Here's what the chocolate sleuths found:
- Eating chocolate, either in the morning or nighttime, did not lead to weight gain;
- Morning or in evening chocolate consumption "can influence hunger and appetite, microbiota composition, sleep and more"
- Eating chocolate in the morning hours could help to burn fat and reduce blood glucose
- Evening/night chocolate altered next-morning resting and exercise metabolism.
"Our findings highlight that not only 'what' but also 'when' we eat can impact physiological mechanisms involved in the regulation of body weight," said Scheer.
"Our volunteers did not gain weight despite increasing caloric intake.
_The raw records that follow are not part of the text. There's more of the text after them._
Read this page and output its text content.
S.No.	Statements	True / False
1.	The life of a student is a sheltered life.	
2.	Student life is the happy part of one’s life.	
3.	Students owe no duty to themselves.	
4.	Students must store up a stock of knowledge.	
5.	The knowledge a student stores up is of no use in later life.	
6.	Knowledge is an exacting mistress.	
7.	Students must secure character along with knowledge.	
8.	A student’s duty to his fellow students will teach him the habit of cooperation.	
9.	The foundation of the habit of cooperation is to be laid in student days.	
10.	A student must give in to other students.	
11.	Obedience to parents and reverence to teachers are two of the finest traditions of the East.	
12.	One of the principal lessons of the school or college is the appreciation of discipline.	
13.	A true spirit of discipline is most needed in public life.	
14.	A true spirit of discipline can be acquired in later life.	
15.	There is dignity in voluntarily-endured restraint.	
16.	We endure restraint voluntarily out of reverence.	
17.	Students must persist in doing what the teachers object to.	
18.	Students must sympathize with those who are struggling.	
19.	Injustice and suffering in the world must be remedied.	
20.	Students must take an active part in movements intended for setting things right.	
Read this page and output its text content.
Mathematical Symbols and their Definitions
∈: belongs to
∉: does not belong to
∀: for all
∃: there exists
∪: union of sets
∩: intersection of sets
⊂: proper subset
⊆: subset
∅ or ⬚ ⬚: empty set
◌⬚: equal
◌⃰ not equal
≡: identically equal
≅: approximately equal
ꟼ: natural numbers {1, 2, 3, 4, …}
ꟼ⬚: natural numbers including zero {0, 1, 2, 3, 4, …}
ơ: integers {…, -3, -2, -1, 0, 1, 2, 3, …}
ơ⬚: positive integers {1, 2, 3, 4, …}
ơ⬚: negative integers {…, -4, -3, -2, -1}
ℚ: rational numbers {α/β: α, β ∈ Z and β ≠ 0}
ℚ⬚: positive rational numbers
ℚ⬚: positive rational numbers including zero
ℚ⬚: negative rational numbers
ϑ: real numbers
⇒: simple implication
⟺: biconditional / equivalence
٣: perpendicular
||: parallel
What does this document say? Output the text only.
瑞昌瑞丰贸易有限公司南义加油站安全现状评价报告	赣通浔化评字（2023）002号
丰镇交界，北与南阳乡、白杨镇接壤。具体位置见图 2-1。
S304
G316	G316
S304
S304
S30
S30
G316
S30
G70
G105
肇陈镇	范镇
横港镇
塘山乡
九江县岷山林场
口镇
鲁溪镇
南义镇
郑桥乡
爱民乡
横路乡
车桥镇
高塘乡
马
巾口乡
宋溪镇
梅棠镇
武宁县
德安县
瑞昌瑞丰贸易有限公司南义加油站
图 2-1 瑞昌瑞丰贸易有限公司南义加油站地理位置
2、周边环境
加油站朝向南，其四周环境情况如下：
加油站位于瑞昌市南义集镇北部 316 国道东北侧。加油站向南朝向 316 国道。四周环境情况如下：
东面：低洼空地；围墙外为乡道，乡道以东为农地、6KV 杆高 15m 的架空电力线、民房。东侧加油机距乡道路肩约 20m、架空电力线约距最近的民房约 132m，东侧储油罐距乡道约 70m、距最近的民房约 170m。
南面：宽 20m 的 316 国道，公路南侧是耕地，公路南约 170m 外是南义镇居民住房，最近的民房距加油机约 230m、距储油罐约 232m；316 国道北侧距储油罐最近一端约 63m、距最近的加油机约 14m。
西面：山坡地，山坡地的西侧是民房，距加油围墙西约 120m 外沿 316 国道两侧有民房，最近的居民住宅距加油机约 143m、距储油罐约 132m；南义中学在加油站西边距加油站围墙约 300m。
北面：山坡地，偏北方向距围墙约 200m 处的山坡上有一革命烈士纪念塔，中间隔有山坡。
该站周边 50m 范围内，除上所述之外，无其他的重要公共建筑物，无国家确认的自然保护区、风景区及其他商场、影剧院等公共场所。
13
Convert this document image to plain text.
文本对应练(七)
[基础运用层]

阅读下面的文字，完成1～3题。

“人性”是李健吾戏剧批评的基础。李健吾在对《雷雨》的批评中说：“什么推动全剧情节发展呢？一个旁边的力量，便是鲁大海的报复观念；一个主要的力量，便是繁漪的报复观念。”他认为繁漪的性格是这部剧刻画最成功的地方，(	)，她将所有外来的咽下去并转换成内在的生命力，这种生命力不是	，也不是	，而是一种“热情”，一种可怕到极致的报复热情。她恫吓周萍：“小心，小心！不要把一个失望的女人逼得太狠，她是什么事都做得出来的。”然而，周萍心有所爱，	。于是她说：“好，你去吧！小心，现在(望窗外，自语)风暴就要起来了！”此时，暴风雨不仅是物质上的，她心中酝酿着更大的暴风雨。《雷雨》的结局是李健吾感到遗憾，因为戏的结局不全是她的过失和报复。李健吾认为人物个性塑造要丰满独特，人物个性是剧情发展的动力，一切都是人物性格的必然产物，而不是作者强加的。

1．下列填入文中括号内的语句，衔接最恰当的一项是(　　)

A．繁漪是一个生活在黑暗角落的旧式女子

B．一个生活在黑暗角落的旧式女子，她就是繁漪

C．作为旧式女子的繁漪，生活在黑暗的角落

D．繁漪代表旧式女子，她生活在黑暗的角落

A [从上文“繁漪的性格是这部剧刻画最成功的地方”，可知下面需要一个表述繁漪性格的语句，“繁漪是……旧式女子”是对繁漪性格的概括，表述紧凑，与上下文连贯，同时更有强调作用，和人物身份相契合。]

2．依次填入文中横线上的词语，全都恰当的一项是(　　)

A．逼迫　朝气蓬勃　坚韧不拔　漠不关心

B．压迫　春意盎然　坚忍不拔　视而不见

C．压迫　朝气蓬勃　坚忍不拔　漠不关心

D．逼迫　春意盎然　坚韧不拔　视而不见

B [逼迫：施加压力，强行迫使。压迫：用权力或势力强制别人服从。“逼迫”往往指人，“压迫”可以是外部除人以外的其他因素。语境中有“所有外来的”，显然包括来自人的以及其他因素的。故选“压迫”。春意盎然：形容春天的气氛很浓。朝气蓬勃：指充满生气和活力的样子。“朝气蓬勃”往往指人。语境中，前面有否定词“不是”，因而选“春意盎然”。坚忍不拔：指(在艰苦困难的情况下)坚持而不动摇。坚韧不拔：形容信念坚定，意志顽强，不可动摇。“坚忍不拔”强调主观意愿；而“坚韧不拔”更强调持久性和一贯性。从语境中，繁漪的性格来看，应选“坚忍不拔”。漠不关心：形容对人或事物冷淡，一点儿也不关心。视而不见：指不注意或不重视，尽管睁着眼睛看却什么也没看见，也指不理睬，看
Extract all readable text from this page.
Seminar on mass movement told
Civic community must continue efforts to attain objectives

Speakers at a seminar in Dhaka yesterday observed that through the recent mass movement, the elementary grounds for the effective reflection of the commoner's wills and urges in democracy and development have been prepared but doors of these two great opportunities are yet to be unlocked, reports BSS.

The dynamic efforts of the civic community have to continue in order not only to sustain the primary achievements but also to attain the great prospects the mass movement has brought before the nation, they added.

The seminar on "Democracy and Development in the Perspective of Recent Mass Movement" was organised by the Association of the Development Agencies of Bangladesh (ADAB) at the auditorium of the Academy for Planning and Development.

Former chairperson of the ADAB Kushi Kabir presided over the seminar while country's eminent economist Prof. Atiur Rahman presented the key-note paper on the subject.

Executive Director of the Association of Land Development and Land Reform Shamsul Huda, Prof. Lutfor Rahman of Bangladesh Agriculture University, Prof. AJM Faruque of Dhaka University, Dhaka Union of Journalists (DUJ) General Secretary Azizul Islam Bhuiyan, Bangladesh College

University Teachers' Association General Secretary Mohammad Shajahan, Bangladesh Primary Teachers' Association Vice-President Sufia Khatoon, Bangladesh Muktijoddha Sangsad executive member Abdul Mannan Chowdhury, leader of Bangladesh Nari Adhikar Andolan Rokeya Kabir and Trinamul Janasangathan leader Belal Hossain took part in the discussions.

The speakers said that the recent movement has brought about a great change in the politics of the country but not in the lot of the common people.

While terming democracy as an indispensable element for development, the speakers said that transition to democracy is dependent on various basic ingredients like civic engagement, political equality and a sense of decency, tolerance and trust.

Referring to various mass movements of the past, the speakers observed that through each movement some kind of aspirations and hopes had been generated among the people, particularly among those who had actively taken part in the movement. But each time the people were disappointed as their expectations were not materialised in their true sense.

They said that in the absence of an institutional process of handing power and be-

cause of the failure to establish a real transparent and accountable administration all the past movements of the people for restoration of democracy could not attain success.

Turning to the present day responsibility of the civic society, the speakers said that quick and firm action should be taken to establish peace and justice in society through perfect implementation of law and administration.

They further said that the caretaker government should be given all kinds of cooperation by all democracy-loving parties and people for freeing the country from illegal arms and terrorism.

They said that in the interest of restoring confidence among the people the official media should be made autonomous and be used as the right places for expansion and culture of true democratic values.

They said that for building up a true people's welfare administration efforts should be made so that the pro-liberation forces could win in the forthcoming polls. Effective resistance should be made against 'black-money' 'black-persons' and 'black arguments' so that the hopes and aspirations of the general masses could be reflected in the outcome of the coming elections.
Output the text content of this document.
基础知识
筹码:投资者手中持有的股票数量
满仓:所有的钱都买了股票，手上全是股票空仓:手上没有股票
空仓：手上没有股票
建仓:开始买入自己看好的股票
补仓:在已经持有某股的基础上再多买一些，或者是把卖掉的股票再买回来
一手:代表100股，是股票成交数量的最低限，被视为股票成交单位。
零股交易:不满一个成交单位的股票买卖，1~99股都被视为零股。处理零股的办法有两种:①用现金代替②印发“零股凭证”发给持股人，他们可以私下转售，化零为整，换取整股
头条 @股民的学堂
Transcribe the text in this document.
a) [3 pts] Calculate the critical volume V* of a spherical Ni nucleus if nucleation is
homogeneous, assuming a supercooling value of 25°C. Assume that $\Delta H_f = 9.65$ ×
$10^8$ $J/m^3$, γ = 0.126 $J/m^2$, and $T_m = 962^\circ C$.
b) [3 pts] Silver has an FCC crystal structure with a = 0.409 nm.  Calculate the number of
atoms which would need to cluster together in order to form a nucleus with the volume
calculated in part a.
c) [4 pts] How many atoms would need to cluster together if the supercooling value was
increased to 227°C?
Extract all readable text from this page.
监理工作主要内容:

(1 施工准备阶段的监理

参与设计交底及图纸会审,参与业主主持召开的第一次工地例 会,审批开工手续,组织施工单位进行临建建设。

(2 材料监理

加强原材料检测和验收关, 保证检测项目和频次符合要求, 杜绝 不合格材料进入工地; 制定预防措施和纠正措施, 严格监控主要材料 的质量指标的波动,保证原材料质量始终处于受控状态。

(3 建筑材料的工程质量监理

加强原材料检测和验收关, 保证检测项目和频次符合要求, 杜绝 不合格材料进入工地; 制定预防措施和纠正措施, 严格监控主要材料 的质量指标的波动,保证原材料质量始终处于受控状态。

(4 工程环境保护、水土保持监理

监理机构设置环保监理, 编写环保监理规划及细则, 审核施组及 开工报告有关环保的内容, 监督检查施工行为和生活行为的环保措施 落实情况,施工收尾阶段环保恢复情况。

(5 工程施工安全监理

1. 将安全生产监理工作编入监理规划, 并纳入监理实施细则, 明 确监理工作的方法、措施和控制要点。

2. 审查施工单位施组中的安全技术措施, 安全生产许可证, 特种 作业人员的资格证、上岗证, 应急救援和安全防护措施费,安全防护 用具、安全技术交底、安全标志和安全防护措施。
Our results show that chocolate reduced ad libitum energy intake, consistent with the observed reduction in hunger, appetite, and the desire for sweets shown in previous studies," said Garaulet.
The timing of chocolate matters, the study found
"Food timing is a relevant factor in weight control," according to the researchers. "We and others have shown that not only 'what' but also “when” we eat can impact obesity and weight loss. Several biological mechanisms could explain the causal relationships between late eating and adverse cardiometabolic health," they wrote.
The benefits of chocolate are the same as those of green tea, due to EGCG
And unlike most chocolate studies, which tout the benefits of dark chocolate, this one was done with milk chocolate. If you're plant-based or trying to be, you may want to try this with dark chocolate, which is made with cocoa butter (not dairy) and contains almost as many polyphenols as green tea.
If you're eager to try, it, you may want to do it with dark chocolate, which contains six to seven times the amount of a powerful polyphenol called EGCG (Epigallocatechin Gallate) as milk chocolate does. EGCG has been shown in studies to help your body burn fat by acting on the body's sensors that let it know whether it's full or empty.
This pathway, called AMPK, is like the fuel gauge. When AMPK senses that "fuel is low," it switches to fat-burning mode, according to Dr. Jason Fung, a leading researcher, and nephrologist. But that isn't mentioned in this new study, which found that chocolate in the morning helps you burn fat and keep blood sugar low. The study found that it works, but did not explore why.
The study was led by Frank A. J. L. Scheer, Ph.D., MSc, Neuroscientist and Marta Garaulet, Ph.D., both of the Division of Sleep and Circadian Disorders, Departments of Medicine and Neurology, Brigham and Women's Hospital. Drs. Scheer and Garaulet are co-corresponding authors of a new paper published in The FASEB Journal.
Furthermore, the authors wrote, "this study does not allow us to distinguish if the discovered effects are a consequence of the rewarding effect of chocolate, specific chocolate components such as epicatechins, or the high energy and high sugar content of chocolate (nutritional composition)." They added: Further studies are needed to distinguish these aspects. It would be also interesting to conduct deep-phenotyping studies into the mechanisms underlying the effects of chocolate on glucose metabolism.